Felin v. Arrow Motor Machine Co.

96 N.J. Eq. 44 | N.J. Ct. of Ch. | 1924

The defendant is an insolvent corporation. In October, 1922, it executed a real estate mortgage on its factory building, and a chattel mortgage on its machinery, fixtures and personal property contained therein, to Anton Felin, its president, to secure $20,000. The mortgages were assigned to Robert J. Metzler, Inc., for a loan of $15,000 and a bonus of $5,000. The mortgages were made to Felin as a dummy for the Metzler company. The receiver sold the land and personal property as a unit for $34,000 subject to real estate mortgages of $21,000, but free and clear of the two mortgages of the Metzler company, and a subsequent real estate mortgage of the Elizabeth Trust Company, under an order of the court, consented to in open court, in writing, by the *45 solicitor of the Metzler company.

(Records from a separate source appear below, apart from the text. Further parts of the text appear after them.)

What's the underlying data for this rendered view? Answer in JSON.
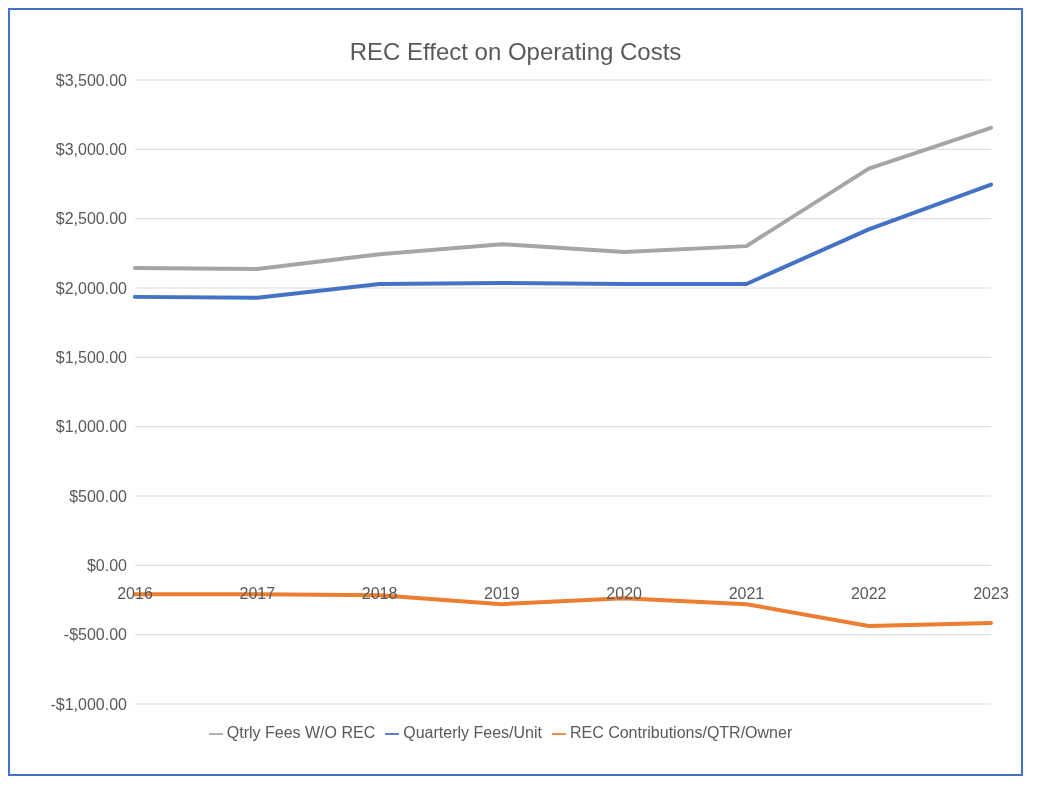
{
  "chart_data": {
    "type": "line",
    "title": "REC Effect on Operating Costs",
    "categories": [
      "2016",
      "2017",
      "2018",
      "2019",
      "2020",
      "2021",
      "2022",
      "2023"
    ],
    "series": [
      {
        "name": "Quarterly Fees/Unit",
        "color": "#4472c4",
        "values": [
          1936,
          1929,
          2029,
          2036,
          2029,
          2029,
          2423,
          2746
        ]
      },
      {
        "name": "REC Contributions/QTR/Owner",
        "color": "#ed7d31",
        "values": [
          -208,
          -208,
          -215,
          -280,
          -237,
          -280,
          -437,
          -416
        ]
      },
      {
        "name": "Qtrly Fees W/O REC",
        "color": "#a5a5a5",
        "values": [
          2144,
          2137,
          2244,
          2316,
          2259,
          2302,
          2861,
          3155
        ]
      }
    ],
    "ylim": [
      -1000,
      3500
    ],
    "yticks": [
      {
        "value": -1000,
        "label": "-$1,000.00"
      },
      {
        "value": -500,
        "label": "-$500.00"
      },
      {
        "value": 0,
        "label": "$0.00"
      },
      {
        "value": 500,
        "label": "$500.00"
      },
      {
        "value": 1000,
        "label": "$1,000.00"
      },
      {
        "value": 1500,
        "label": "$1,500.00"
      },
      {
        "value": 2000,
        "label": "$2,000.00"
      },
      {
        "value": 2500,
        "label": "$2,500.00"
      },
      {
        "value": 3000,
        "label": "$3,000.00"
      },
      {
        "value": 3500,
        "label": "$3,500.00"
      }
    ],
    "grid": "y",
    "legend": "bottom",
    "marker": "none",
    "line_style": "solid"
  }
}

The present application is by the Metzler company to direct the receiver to pay its mortgage debt out of the proceeds. The receiver resists and sets up that the affidavit annexed to the chattel mortgage is untrue. It is sworn to by Anton Felin, the mortgagee, who says "that the true consideration of said mortgage is the sum of $20,000 cash money this day advanced to the Arrow Motor Machine Company." That statement is false. Only $15,000 was paid. The chattel mortgage is invalid. Hunt v. Ludwig, 93 N.J. Eq. 314; affirmed, 94 N.J. Eq. 158.

The receiver attacks the realty mortgage on the ground that the resolution authorizing it was passed at a meeting of only two directors of the insolvent company. Conceding this to be true it does not invalidate the mortgage. The court of errors and appeals in the case of Kuser v. Wright, 52 N.J. Eq. 825, in a similar case, held that a mortgage authorized at a meeting of two of three directors, the third one having no notice of the meeting, was valid, and that it was a subject into which those who are dealing with the corporation was not bound to inquire. The Metzler company had no notice. Felin, the nominal mortgagee, knew, but he was a mere figurehead for the convenience of the insolvent company and the Metzler company, and notice to him is not imputable to the latter.

The mortgage is a lien on the proceeds of the sale of the land for $20,000, less $3,000 paid on account, with interest. The Metzler company is entitled to the bonus. The insolvent company cannot plead usury. Ovsiovitch v. Federal Tool andManufacturing Co., 94 N.J. Eq. 85; affirmed, ibid. 744.

The mortgage debt, however, is to be made out of only so much of the proceeds of the sale as represents the land, to wit, in the proportion as the fair value of the land and the personal property respectively bear to the proceeds of sale. I find the value of the land to be $35,000 and the personal property $29,069.50, the amount at which it was appraised for the receiver by Mr. Metzler of the Metzler company.

It was suggested that as the machinery and other fixtures were appropriately annexed to the land with intent, they *46 are subject to the real estate mortgage. Chancellor v. Cruse,83 N.J. Eq. 232. The parties having treated as personal property what otherwise might be real estate are bound by their election.Zeller v. Adam, 30 N.J. Eq. 421.